Fig. 5 High-resolution XPS spectra of O 1s for (a) CoFe-LDH nanozyme, (b) L-C-LDH nanozyme and (c) Me-L-C-LDH nanozyme. (d) Co K-edge and (g) Fe K-edge XANES spectra of CoFe-LDH nanozyme, L-C-LDH nanozyme and Me-L-C-LDH nanozyme in comparison with those of CoO, Co foil, Fe₂O₃ and Fe foil. (e) Co K-edge and (h) Fe K-edge Fourier transform spectra with fitting results of CoFe-LDH nanozyme, L-C-LDH nanozyme and Me-L-C-LDH nanozyme. (f) Co K-edge and (i) Fe K-edge extended XAFS k³χ(k) oscillation functions for CoFe-LDH nanozyme, L-C-LDH nanozyme and Me-L-C-LDH nanozyme.
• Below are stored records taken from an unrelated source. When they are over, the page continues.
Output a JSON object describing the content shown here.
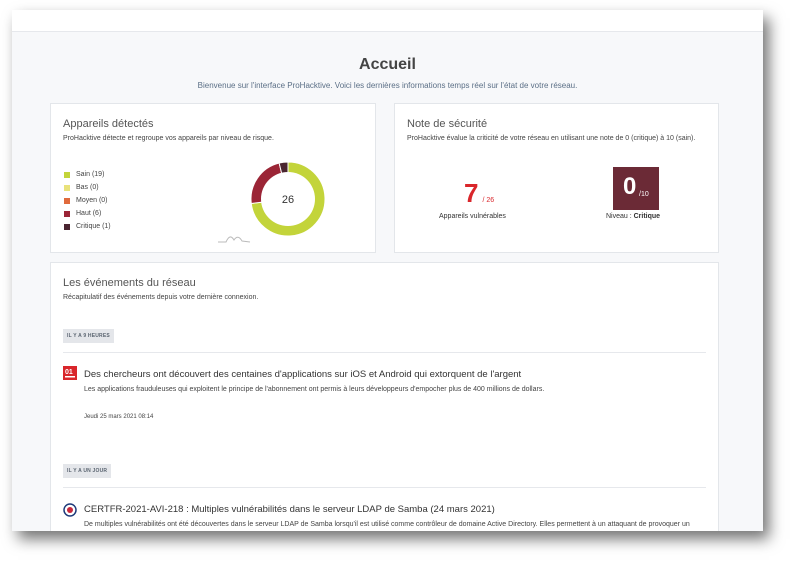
{
  "page": {
    "title": "Accueil",
    "subtitle": "Bienvenue sur l'interface ProHacktive. Voici les dernières informations temps réel sur l'état de votre réseau."
  },
  "devices_card": {
    "title": "Appareils détectés",
    "description": "ProHacktive détecte et regroupe vos appareils par niveau de risque.",
    "legend": [
      {
        "label": "Sain (19)",
        "color": "#c3d43a",
        "value": 19
      },
      {
        "label": "Bas (0)",
        "color": "#e9e27a",
        "value": 0
      },
      {
        "label": "Moyen (0)",
        "color": "#e06a3c",
        "value": 0
      },
      {
        "label": "Haut (6)",
        "color": "#9b2536",
        "value": 6
      },
      {
        "label": "Critique (1)",
        "color": "#4a2530",
        "value": 1
      }
    ],
    "total": "26"
  },
  "security_card": {
    "title": "Note de sécurité",
    "description": "ProHacktive évalue la criticité de votre réseau en utilisant une note de 0 (critique) à 10 (sain).",
    "vulnerable_value": "7",
    "vulnerable_total": "/ 26",
    "vulnerable_label": "Appareils vulnérables",
    "score_value": "0",
    "score_total": "/10",
    "level_prefix": "Niveau : ",
    "level_value": "Critique"
  },
  "events_card": {
    "title": "Les événements du réseau",
    "description": "Récapitulatif des événements depuis votre dernière connexion.",
    "events": [
      {
        "time_tag": "IL Y A 9 HEURES",
        "source_icon": "01net-logo",
        "title": "Des chercheurs ont découvert des centaines d'applications sur iOS et Android qui extorquent de l'argent",
        "description": "Les applications frauduleuses qui exploitent le principe de l'abonnement ont permis à leurs développeurs d'empocher plus de 400 millions de dollars.",
        "date": "Jeudi 25 mars 2021 08:14"
      },
      {
        "time_tag": "IL Y A UN JOUR",
        "source_icon": "cert-fr-logo",
        "title": "CERTFR-2021-AVI-218 : Multiples vulnérabilités dans le serveur LDAP de Samba (24 mars 2021)",
        "description": "De multiples vulnérabilités ont été découvertes dans le serveur LDAP de Samba lorsqu'il est utilisé comme contrôleur de domaine Active Directory. Elles permettent à un attaquant de provoquer un déni de service à distance."
      }
    ]
  },
  "colors": {
    "vulnerable_red": "#d9262b",
    "score_badge": "#6b2a36"
  }
}
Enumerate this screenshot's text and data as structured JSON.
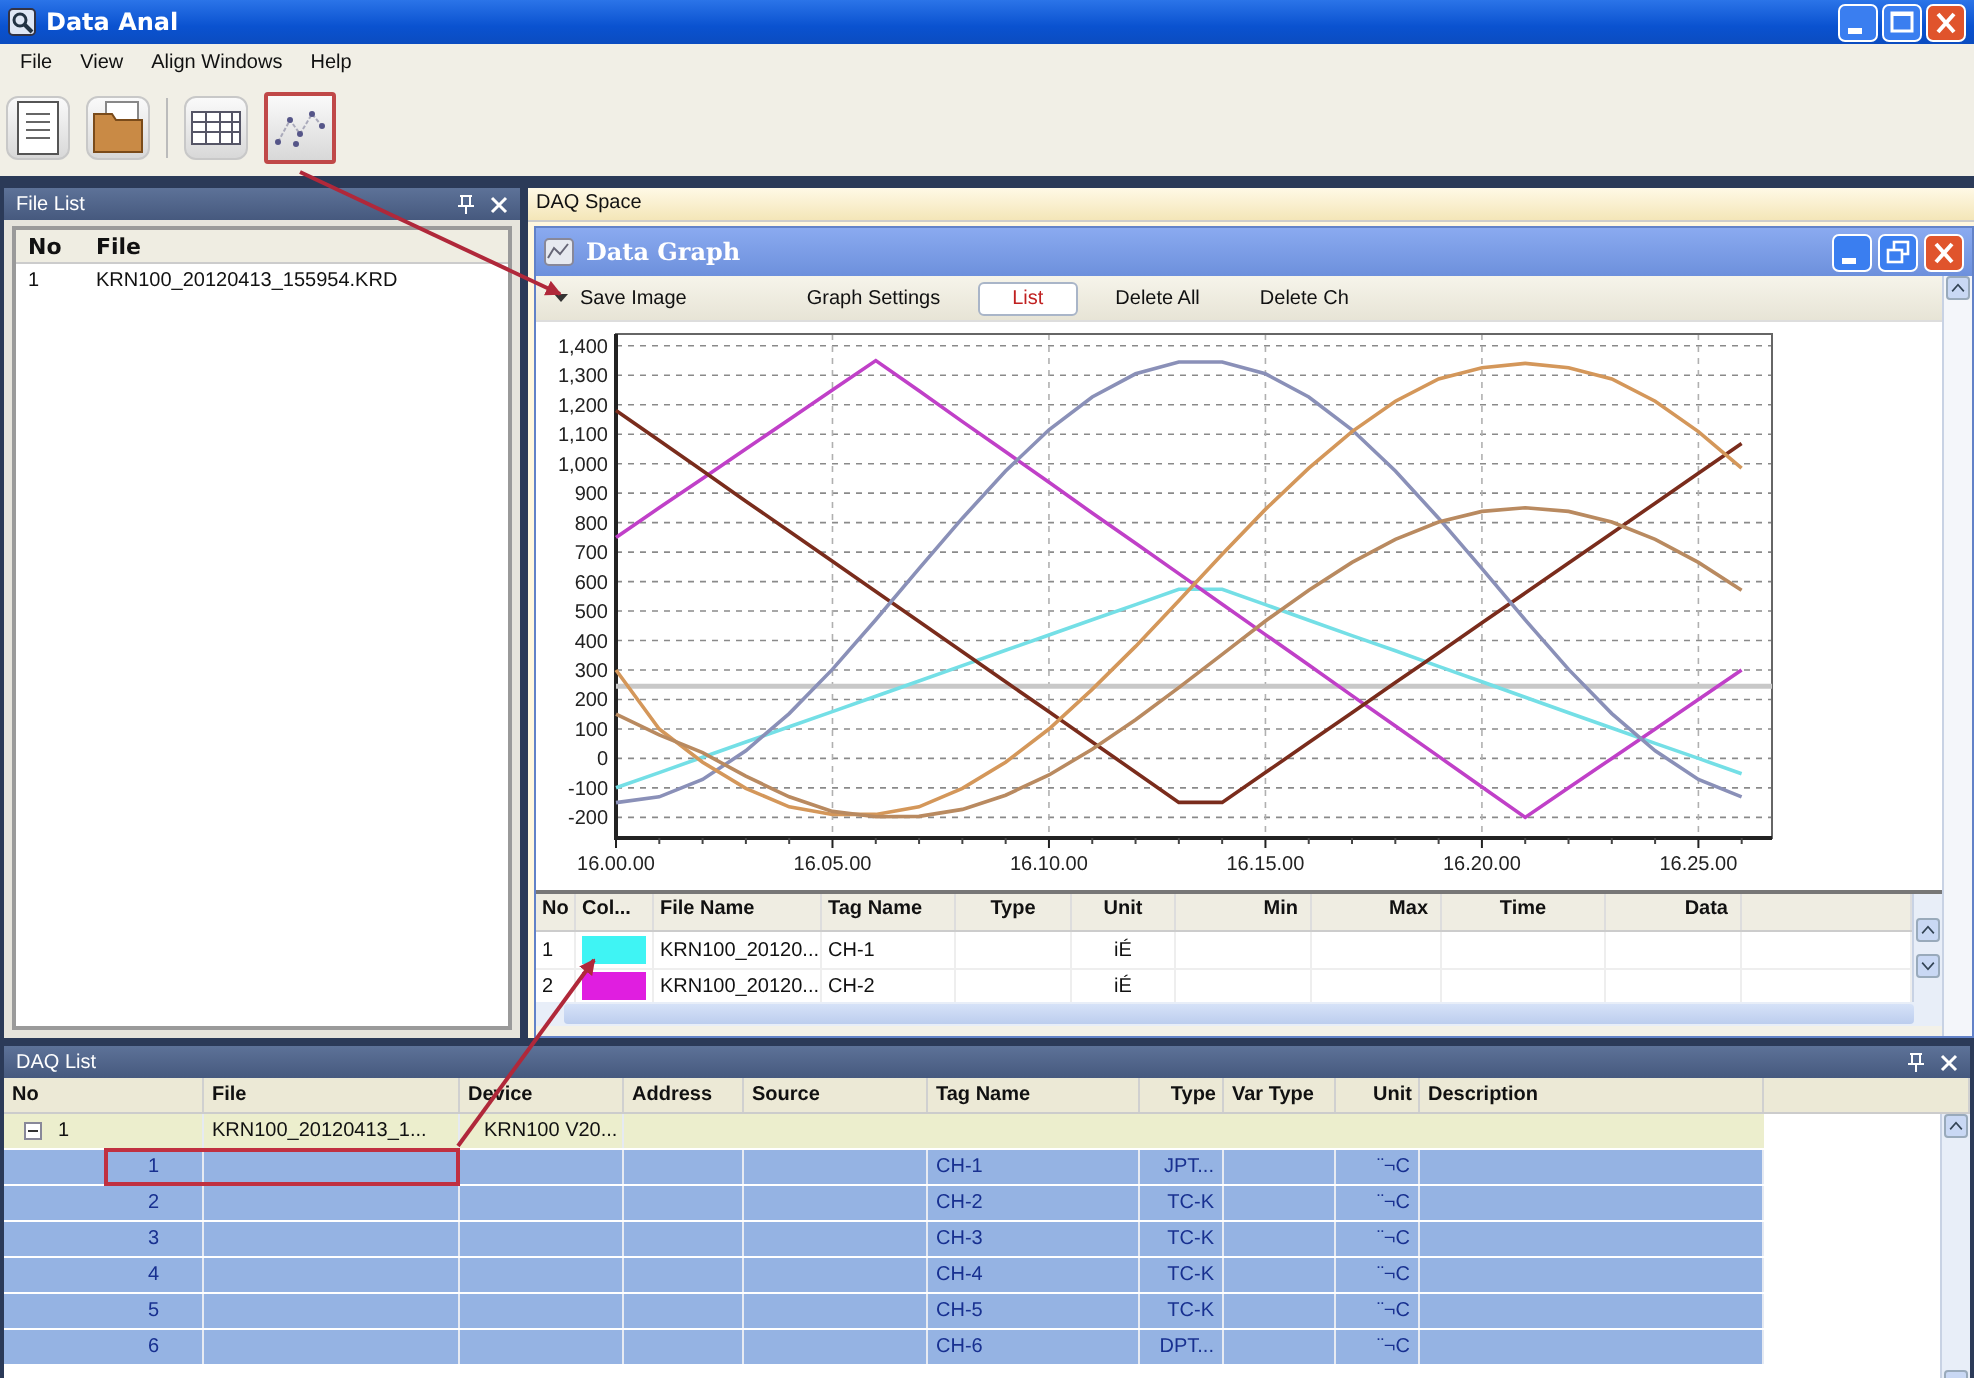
{
  "window": {
    "title": "Data Anal"
  },
  "menu": [
    "File",
    "View",
    "Align Windows",
    "Help"
  ],
  "toolbar": [
    {
      "kind": "document",
      "highlighted": false
    },
    {
      "kind": "folder",
      "highlighted": false
    },
    {
      "kind": "table",
      "highlighted": false
    },
    {
      "kind": "graph",
      "highlighted": true
    }
  ],
  "file_list": {
    "title": "File List",
    "columns": [
      "No",
      "File"
    ],
    "rows": [
      [
        "1",
        "KRN100_20120413_155954.KRD"
      ]
    ]
  },
  "daq_space": {
    "tab": "DAQ Space",
    "graph_window": {
      "title": "Data Graph",
      "toolbar": [
        {
          "kind": "menu",
          "label": "Save Image",
          "selected": false
        },
        {
          "kind": "button",
          "label": "Graph Settings",
          "selected": false
        },
        {
          "kind": "button",
          "label": "List",
          "selected": true
        },
        {
          "kind": "button",
          "label": "Delete All",
          "selected": false
        },
        {
          "kind": "button",
          "label": "Delete Ch",
          "selected": false
        }
      ],
      "chart_data": {
        "type": "line",
        "categories": [
          "16.00.00",
          null,
          null,
          null,
          null,
          "16.05.00",
          null,
          null,
          null,
          null,
          "16.10.00",
          null,
          null,
          null,
          null,
          "16.15.00",
          null,
          null,
          null,
          null,
          "16.20.00",
          null,
          null,
          null,
          null,
          "16.25.00",
          null
        ],
        "grid": true,
        "ylim": [
          -270,
          1440
        ],
        "yticks": [
          {
            "value": 1400,
            "label": "1,400"
          },
          {
            "value": 1300,
            "label": "1,300"
          },
          {
            "value": 1200,
            "label": "1,200"
          },
          {
            "value": 1100,
            "label": "1,100"
          },
          {
            "value": 1000,
            "label": "1,000"
          },
          900,
          800,
          700,
          600,
          500,
          400,
          300,
          200,
          100,
          0,
          -100,
          -200
        ],
        "series": [
          {
            "color": "#74dfe6",
            "values": [
              -100,
              -48,
              4,
              56,
              107,
              159,
              211,
              263,
              315,
              367,
              419,
              470,
              522,
              574,
              574,
              522,
              469,
              417,
              365,
              312,
              260,
              208,
              155,
              103,
              51,
              0,
              -52
            ]
          },
          {
            "color": "#c040c8",
            "values": [
              750,
              850,
              950,
              1050,
              1150,
              1250,
              1350,
              1247,
              1143,
              1040,
              937,
              833,
              730,
              627,
              523,
              420,
              317,
              213,
              110,
              7,
              -97,
              -200,
              -100,
              0,
              100,
              200,
              300
            ]
          },
          {
            "color": "#7a2c1c",
            "values": [
              1180,
              1078,
              976,
              873,
              771,
              669,
              567,
              465,
              362,
              260,
              158,
              56,
              -47,
              -149,
              -149,
              -48,
              54,
              155,
              257,
              358,
              460,
              561,
              663,
              764,
              866,
              968,
              1069
            ]
          },
          {
            "color": "#8a90b8",
            "values": [
              -150,
              -130,
              -71,
              26,
              152,
              302,
              470,
              644,
              815,
              975,
              1115,
              1226,
              1305,
              1345,
              1345,
              1305,
              1226,
              1115,
              975,
              815,
              644,
              470,
              302,
              152,
              26,
              -71,
              -130
            ]
          },
          {
            "color": "#d4975a",
            "values": [
              300,
              100,
              -13,
              -102,
              -164,
              -190,
              -190,
              -164,
              -102,
              -13,
              100,
              234,
              380,
              535,
              693,
              845,
              985,
              1109,
              1212,
              1287,
              1325,
              1340,
              1325,
              1287,
              1212,
              1109,
              985
            ]
          },
          {
            "color": "#b98a60",
            "values": [
              150,
              80,
              20,
              -60,
              -130,
              -180,
              -198,
              -197,
              -173,
              -125,
              -56,
              31,
              131,
              240,
              353,
              466,
              571,
              665,
              743,
              802,
              838,
              850,
              838,
              802,
              743,
              665,
              571
            ]
          }
        ],
        "ref_lines": [
          {
            "axis": "y",
            "value": 245
          }
        ]
      },
      "list": {
        "columns": [
          "No",
          "Col...",
          "File Name",
          "Tag Name",
          "Type",
          "Unit",
          "Min",
          "Max",
          "Time",
          "Data"
        ],
        "rows": [
          {
            "no": "1",
            "color": "#3ff4f4",
            "file_name": "KRN100_20120...",
            "tag_name": "CH-1",
            "unit": "iÉ"
          },
          {
            "no": "2",
            "color": "#e01ee0",
            "file_name": "KRN100_20120...",
            "tag_name": "CH-2",
            "unit": "iÉ"
          }
        ]
      }
    }
  },
  "daq_list": {
    "title": "DAQ List",
    "columns": [
      "No",
      "File",
      "Device",
      "Address",
      "Source",
      "Tag Name",
      "Type",
      "Var Type",
      "Unit",
      "Description"
    ],
    "groups": [
      {
        "no": "1",
        "file": "KRN100_20120413_1...",
        "device": "KRN100 V20...",
        "expanded": true,
        "children": [
          {
            "no": "1",
            "tag_name": "CH-1",
            "type": "JPT...",
            "unit": "¨¬C",
            "selected": true,
            "highlighted": true
          },
          {
            "no": "2",
            "tag_name": "CH-2",
            "type": "TC-K",
            "unit": "¨¬C",
            "selected": true
          },
          {
            "no": "3",
            "tag_name": "CH-3",
            "type": "TC-K",
            "unit": "¨¬C",
            "selected": true
          },
          {
            "no": "4",
            "tag_name": "CH-4",
            "type": "TC-K",
            "unit": "¨¬C",
            "selected": true
          },
          {
            "no": "5",
            "tag_name": "CH-5",
            "type": "TC-K",
            "unit": "¨¬C",
            "selected": true
          },
          {
            "no": "6",
            "tag_name": "CH-6",
            "type": "DPT...",
            "unit": "¨¬C",
            "selected": true
          }
        ]
      }
    ]
  }
}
Furthermore, density functional theory (DFT) calculations were used to investigate the catalytic mechanism of LDH nanozymes deeply. Based on the results of PXRD, XPS, EPR and XAFS, the models of CoFe-LDH nanozyme, L-C-LDH nanozyme and Me-L-C-LDH nanozyme were constructed, and the free energy graphs of POD reactions of different nanozymes were calculated respectively. The optimal adsorption site (Co or Fe) can be determined by using the Gibbs free energy difference (ΔG) of the reaction with each intermediate.³³ The energy diagrams of the homolytic path and heterolytic path of H₂O₂ on different metal atoms are illustrated in Fig. 6 and S48,† separately. The results indicated that after activation, the reaction intermediate (2*OH) adsorbed by LDH nanozymes through the homolytic path had more negative Gibbs free energy than the *O and *H₂O produced by the heterolytic path, indicating that the adsorption capacity of 2*OH was stronger, and thereby the homolytic path was more likely to occur.³⁴

Fig. 6 DFT studies on the POD-like activity of LDH nanozymes. The activation process of H₂O₂ by the homolytic path at (a) Fe sites-prior and (b) Co sites-prior. Insets: the catalytic structure modeling of CoFe-LDH nanozyme (yellow) and L-C-LDH nanozyme (pink).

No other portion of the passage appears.